Através da história, os Salmos
têm servido de inspiração tanto para a comunidade judaica como para a comunidade
cristã. O povo de Israel expressou a sua fé entoando-os no templo de Jerusalém,
e o Judaísmo os tornou parte essencial do culto na sinagoga. A Igreja os adotou
tal como estavam e, ao recebê-los, os incorporou à fé cristã, dando-lhes um
sentido cristocêntrico. As expectativas messiânicas, originalmente centradas no
rei da linhagem de Davi, foram identificadas com Jesus Cristo (At 2.30-31).
O livro de Salmos,
compilado por ocasião do regresso do exílio na Babilônia, com base em antigas
coleções, inclui salmos que datam de um período que abarca mais de seis
séculos, desde os inícios de Israel até a era pós-exílica; além disso, foi o
hinário que os judeus utilizaram durante a reconstrução do templo de Jerusalém,
conhecido como o Segundo Templo, depois do exílio na Babilônia. O nome hebraico
do livro é tehilim, plural de tehila, que significa “cântico de
louvor”. O título em português “Salmos” deriva da Vulgata, onde recebe o nome
de Liber Psalmorum ou “Livro dos Salmos”. O latim, por sua vez, o toma
da Septuaginta (LXX), na qual esse livro se chama Psalmoi ou “Cânticos para
Instrumentos de Corda”, apesar de apenas alguns deles se identificarem no texto
hebraico como “cânticos para instrumentos de corda” (em hebraico, mizmor).

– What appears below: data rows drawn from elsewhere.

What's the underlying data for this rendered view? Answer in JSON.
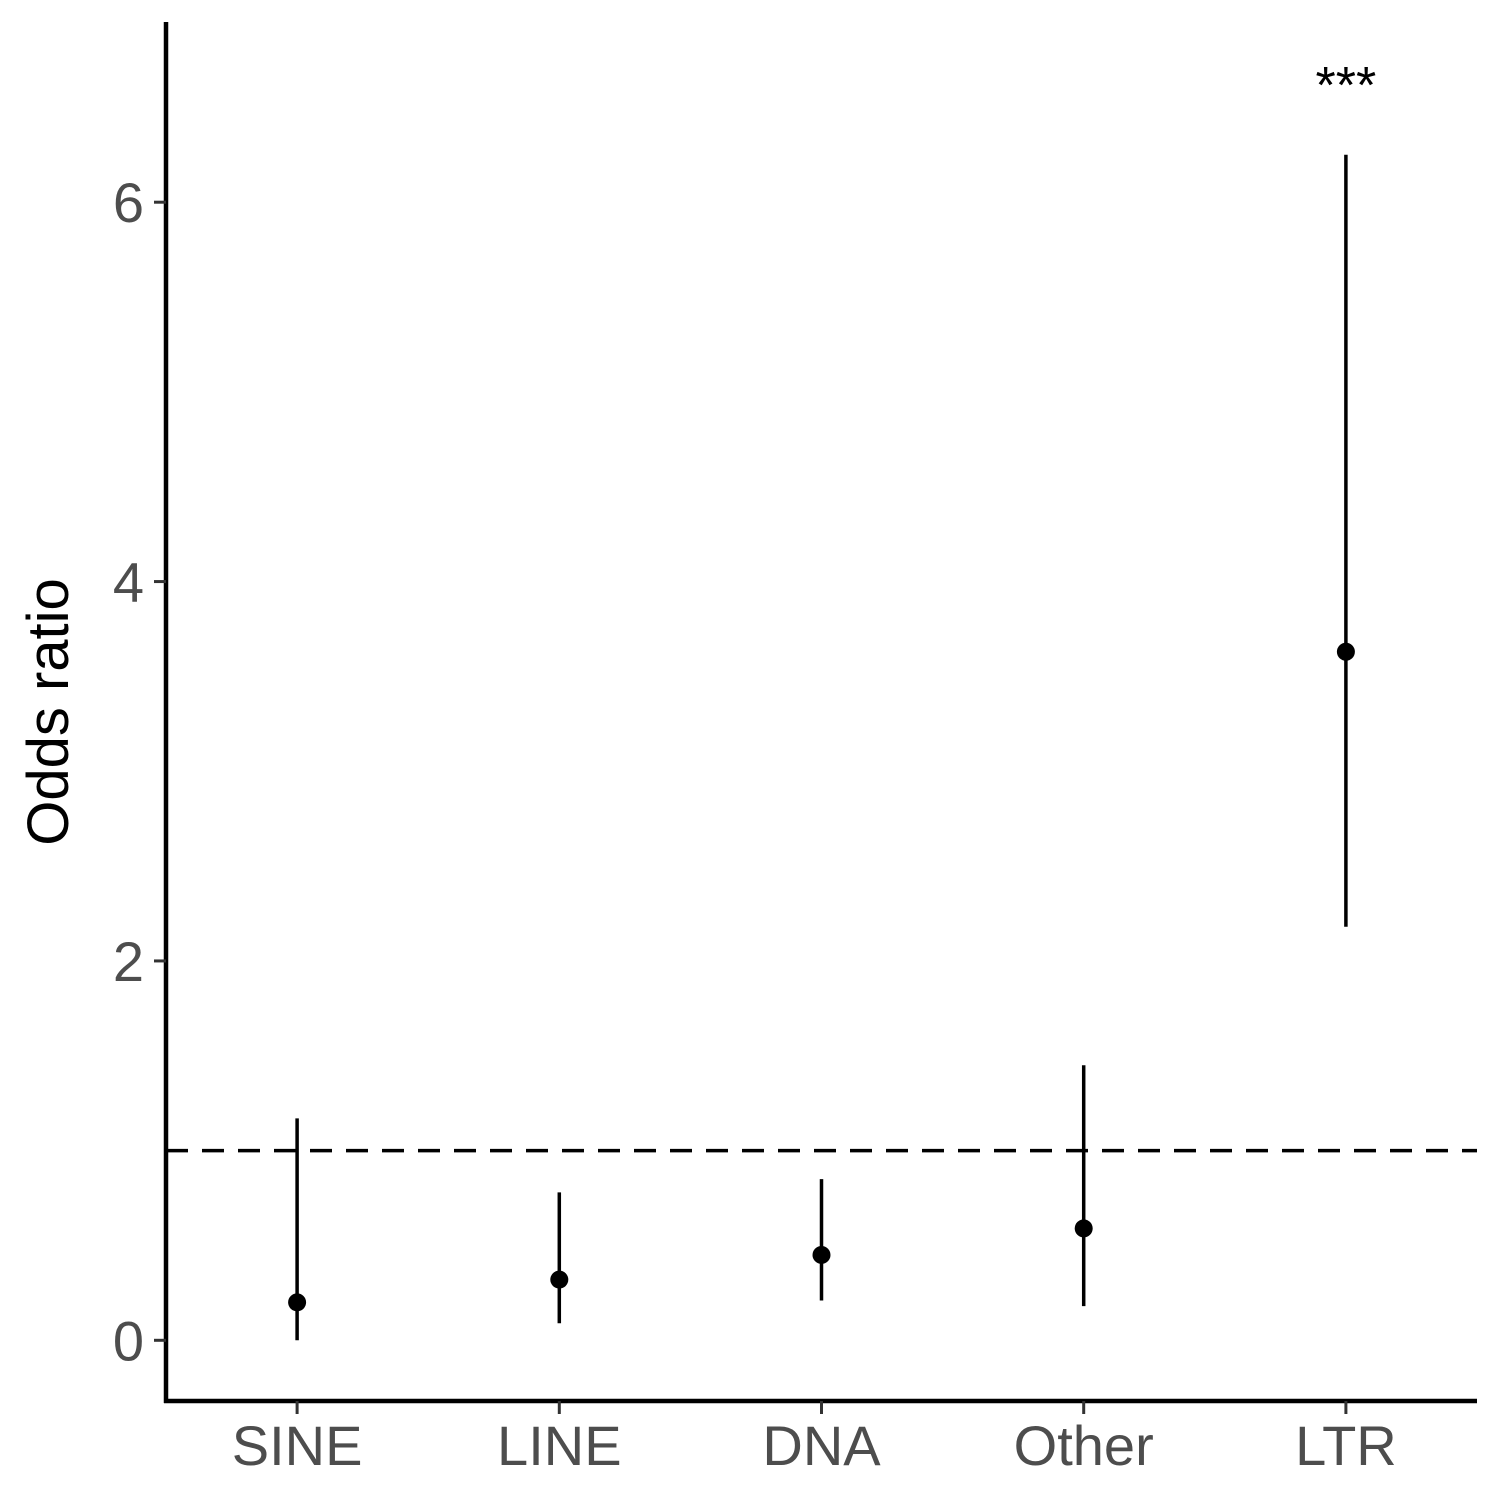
{
  "chart_data": {
    "type": "scatter",
    "title": "",
    "xlabel": "",
    "ylabel": "Odds ratio",
    "categories": [
      "SINE",
      "LINE",
      "DNA",
      "Other",
      "LTR"
    ],
    "points": [
      {
        "category": "SINE",
        "value": 0.2,
        "lower": 0.0,
        "upper": 1.17,
        "annotation": ""
      },
      {
        "category": "LINE",
        "value": 0.32,
        "lower": 0.09,
        "upper": 0.78,
        "annotation": ""
      },
      {
        "category": "DNA",
        "value": 0.45,
        "lower": 0.21,
        "upper": 0.85,
        "annotation": ""
      },
      {
        "category": "Other",
        "value": 0.59,
        "lower": 0.18,
        "upper": 1.45,
        "annotation": ""
      },
      {
        "category": "LTR",
        "value": 3.63,
        "lower": 2.18,
        "upper": 6.25,
        "annotation": "***"
      }
    ],
    "reference_line": 1,
    "ylim": [
      -0.32,
      6.95
    ],
    "yticks": [
      "0",
      "2",
      "4",
      "6"
    ],
    "grid": false,
    "colors": {
      "points": "#000000",
      "reference_line": "#000000",
      "axes": "#000000"
    }
  }
}
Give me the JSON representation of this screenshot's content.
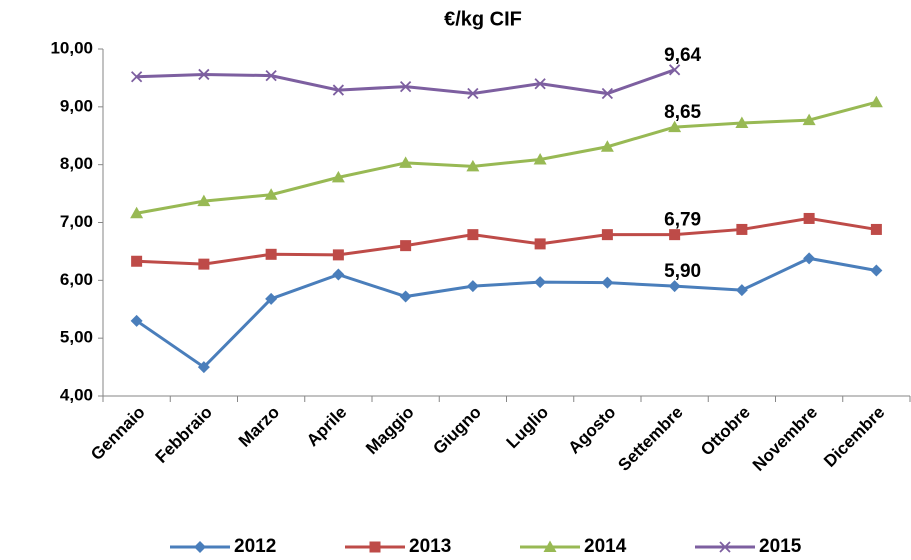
{
  "chart_data": {
    "type": "line",
    "title": "€/kg CIF",
    "categories": [
      "Gennaio",
      "Febbraio",
      "Marzo",
      "Aprile",
      "Maggio",
      "Giugno",
      "Luglio",
      "Agosto",
      "Settembre",
      "Ottobre",
      "Novembre",
      "Dicembre"
    ],
    "ylim": [
      4,
      10
    ],
    "yticks": [
      {
        "value": 4,
        "label": "4,00"
      },
      {
        "value": 5,
        "label": "5,00"
      },
      {
        "value": 6,
        "label": "6,00"
      },
      {
        "value": 7,
        "label": "7,00"
      },
      {
        "value": 8,
        "label": "8,00"
      },
      {
        "value": 9,
        "label": "9,00"
      },
      {
        "value": 10,
        "label": "10,00"
      }
    ],
    "grid": false,
    "legend": "bottom",
    "series": [
      {
        "name": "2012",
        "color": "#4a7ebb",
        "marker": "diamond",
        "values": [
          5.3,
          4.5,
          5.68,
          6.1,
          5.72,
          5.9,
          5.97,
          5.96,
          5.9,
          5.83,
          6.38,
          6.17
        ],
        "value_labels": [
          null,
          null,
          null,
          null,
          null,
          null,
          null,
          null,
          "5,90",
          null,
          null,
          null
        ]
      },
      {
        "name": "2013",
        "color": "#be4b48",
        "marker": "square",
        "values": [
          6.33,
          6.28,
          6.45,
          6.44,
          6.6,
          6.79,
          6.63,
          6.79,
          6.79,
          6.88,
          7.07,
          6.88
        ],
        "value_labels": [
          null,
          null,
          null,
          null,
          null,
          null,
          null,
          null,
          "6,79",
          null,
          null,
          null
        ]
      },
      {
        "name": "2014",
        "color": "#98b954",
        "marker": "triangle",
        "values": [
          7.16,
          7.37,
          7.48,
          7.78,
          8.03,
          7.97,
          8.09,
          8.31,
          8.65,
          8.72,
          8.77,
          9.08
        ],
        "value_labels": [
          null,
          null,
          null,
          null,
          null,
          null,
          null,
          null,
          "8,65",
          null,
          null,
          null
        ]
      },
      {
        "name": "2015",
        "color": "#7d5fa0",
        "marker": "x",
        "values": [
          9.52,
          9.56,
          9.54,
          9.29,
          9.35,
          9.23,
          9.4,
          9.23,
          9.64,
          null,
          null,
          null
        ],
        "value_labels": [
          null,
          null,
          null,
          null,
          null,
          null,
          null,
          null,
          "9,64",
          null,
          null,
          null
        ]
      }
    ]
  }
}
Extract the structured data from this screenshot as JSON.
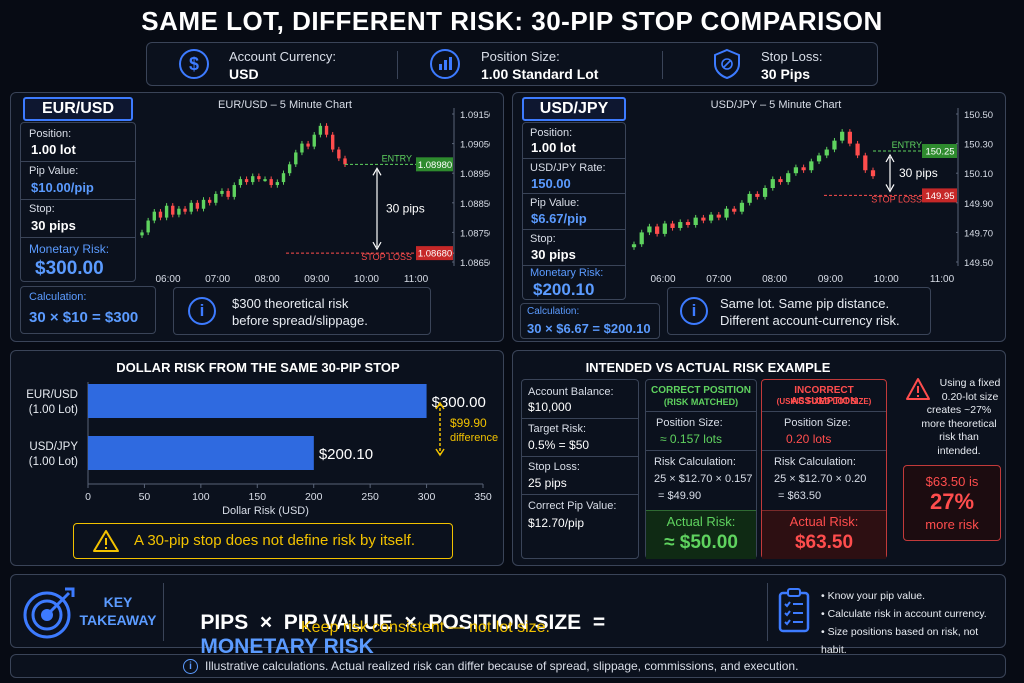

Em certas ocasiões, dá-se ao livro o nome “Saltério”, palavra derivada do grego
psalterion, que é o nome do instrumento de cordas (lira) que se usava na
antiga Grécia para acompanhar os cânticos.
A poesia hebraica
A poesia hebraica teve grande
popularidade em todo o antigo Oriente Próximo. Numerosos exemplos desse gênero
literário chegaram a nós de Canaã (cujos músicos e cantores tinham fama
internacional) bem como do Egito e da Mesopotâmia. É evidente a contribuição
que, nesse sentido, Israel deu ao mundo cultural do seu tempo. A poesia
israelita existe em grande quantidade na Bíblia. Ver, como exemplo desse
gênero, o Cântico de Moisés (Êx 15), o Cântico do Poço (Nm 21.17-18), o Cântico
de Débora (Jz 5) e o Lamento de Davi pela morte de Saul e Jônatas (2Sm
1.19-27). Mesmo assim, a Bíblia se refere às antigas coleções poéticas das
quais se conservaram apenas fragmentos, como “O livro das Guerras do Senhor” (Nm 21.14) e “O livro dos
Justos” (Js 10.13 e 2Sm 1.18). Mas a maior parte da obra poética do antigo
Israel se encontra no livro de Salmos.
O estilo da poesia hebraica
não se assemelha ao estilo da poesia na nossa língua. As suas estruturas são
semelhantes às dos outros povos semitas da antiguidade. Possivelmente, de todas
as formas peculiares de gênero poético hebraico, o “paralelismo” seja a mais
fácil de ser reconhecida numa tradução em português. A estrutura paralela era
uma das formas favoritas de se criar a beleza literária. A poesia hebraica não
possui rima, que se usa, normalmente, na poesia em português; no seu lugar, o
paralelismo oferece uma espécie de “rima de idéias”.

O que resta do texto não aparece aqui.